Three projects shedding light on the sacred music of J.S. Bach are nearing completion. The first consists of an epic 25-year project to record all the composer’s vocal works – passions, masses, motets and more than 200-odd cantatas – in electrifying performances supplemented by lectures and workshops. At the helm is a Swiss choral conductor renowned for his improvisatory skills – and surely the only baroque specialist to have played Sidney Bechet on a chamber organ.
The second project is a guide to Bach’s church cantatas tailored at ‘cultural Christians’; that is, music lovers intrigued but intimidated by their Lutheran theology, unsure how to approach this treasure trove of, at a conservative estimate, more than 100 masterpieces of western civilisation. It’s in three volumes, the first of which will be published this spring.
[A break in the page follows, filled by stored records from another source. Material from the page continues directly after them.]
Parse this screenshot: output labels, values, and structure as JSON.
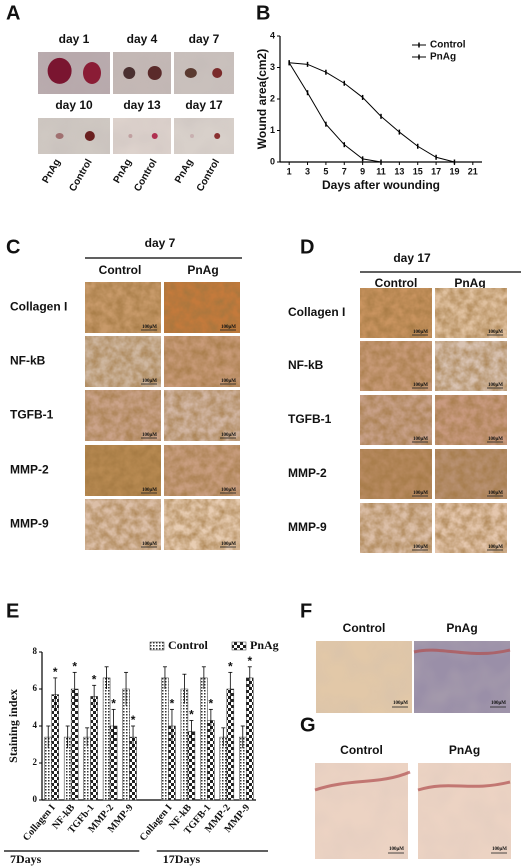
{
  "panel_labels": [
    "A",
    "B",
    "C",
    "D",
    "E",
    "F",
    "G"
  ],
  "panel_a": {
    "days": [
      "day 1",
      "day 4",
      "day   7",
      "day 10",
      "day 13",
      "day 17"
    ],
    "groups": [
      "PnAg",
      "Control"
    ]
  },
  "chart_data": [
    {
      "type": "line",
      "xlabel": "Days after wounding",
      "ylabel": "Wound area(cm2)",
      "xlim": [
        0,
        22
      ],
      "ylim": [
        0,
        4
      ],
      "xticks": [
        1,
        3,
        5,
        7,
        9,
        11,
        13,
        15,
        17,
        19,
        21
      ],
      "yticks": [
        0,
        1,
        2,
        3,
        4
      ],
      "x": [
        1,
        3,
        5,
        7,
        9,
        11,
        13,
        15,
        17,
        19
      ],
      "legend": "upper right",
      "series": [
        {
          "name": "Control",
          "color": "#000000",
          "values": [
            3.15,
            3.1,
            2.85,
            2.5,
            2.05,
            1.45,
            0.95,
            0.5,
            0.15,
            0
          ]
        },
        {
          "name": "PnAg",
          "color": "#000000",
          "values": [
            3.15,
            2.2,
            1.2,
            0.55,
            0.1,
            0,
            null,
            null,
            null,
            null
          ]
        }
      ]
    },
    {
      "type": "bar",
      "ylabel": "Staining index",
      "ylim": [
        0,
        8
      ],
      "yticks": [
        0,
        2,
        4,
        6,
        8
      ],
      "categories": [
        "Collagen I",
        "NF-kB",
        "TGFb-1",
        "MMP-2",
        "MMP-9",
        "Collagen I",
        "NF-kB",
        "TGFB-1",
        "MMP-2",
        "MMP-9"
      ],
      "groups": [
        "7Days",
        "17Days"
      ],
      "annotation": "*",
      "series": [
        {
          "name": "Control",
          "color": "#333333",
          "pattern": "dots",
          "values": [
            3.4,
            3.4,
            3.4,
            6.6,
            6.0,
            6.6,
            6.0,
            6.6,
            3.4,
            3.4
          ],
          "errors": [
            0.6,
            0.6,
            0.5,
            0.6,
            0.9,
            0.6,
            0.8,
            0.6,
            0.5,
            0.6
          ]
        },
        {
          "name": "PnAg",
          "color": "#333333",
          "pattern": "checker",
          "values": [
            5.7,
            6.0,
            5.6,
            4.0,
            3.4,
            4.0,
            3.7,
            4.3,
            6.0,
            6.6
          ],
          "errors": [
            0.9,
            0.9,
            0.6,
            0.9,
            0.6,
            0.9,
            0.6,
            0.6,
            0.9,
            0.6
          ]
        }
      ]
    }
  ],
  "panel_c": {
    "title": "day 7",
    "columns": [
      "Control",
      "PnAg"
    ],
    "rows": [
      "Collagen I",
      "NF-kB",
      "TGFB-1",
      "MMP-2",
      "MMP-9"
    ]
  },
  "panel_d": {
    "title": "day 17",
    "columns": [
      "Control",
      "PnAg"
    ],
    "rows": [
      "Collagen I",
      "NF-kB",
      "TGFB-1",
      "MMP-2",
      "MMP-9"
    ]
  },
  "panel_f": {
    "columns": [
      "Control",
      "PnAg"
    ]
  },
  "panel_g": {
    "columns": [
      "Control",
      "PnAg"
    ]
  },
  "scale_bar": "100μM"
}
The author is an English grandmother who, despite never having held an academic post, is one of the great musical polymaths of our time.
The third and most eccentric project is the brainchild of a pianist from Monaco who describes himself as ‘a virtuoso transcriber of pop music (video game, japanime, metal)’. He is recording all 371 of Bach’s four-part harmonisations of Lutheran chorales on a Steinway piano. I defy anyone to listen to more than a dozen at a stretch without getting bored. But take them one at a time and you’ll be amazed.
The most prominent of these Bach entrepreneurs is Rudolf Lutz, artistic director of the J.S. Bach-Stiftung Choir and Orchestra in St Gallen, Switzerland. But even he isn’t as famous as he deserves to be. Since 2006 he has led monthly concerts in exquisite Protestant churches at which just one cantata is heard – twice.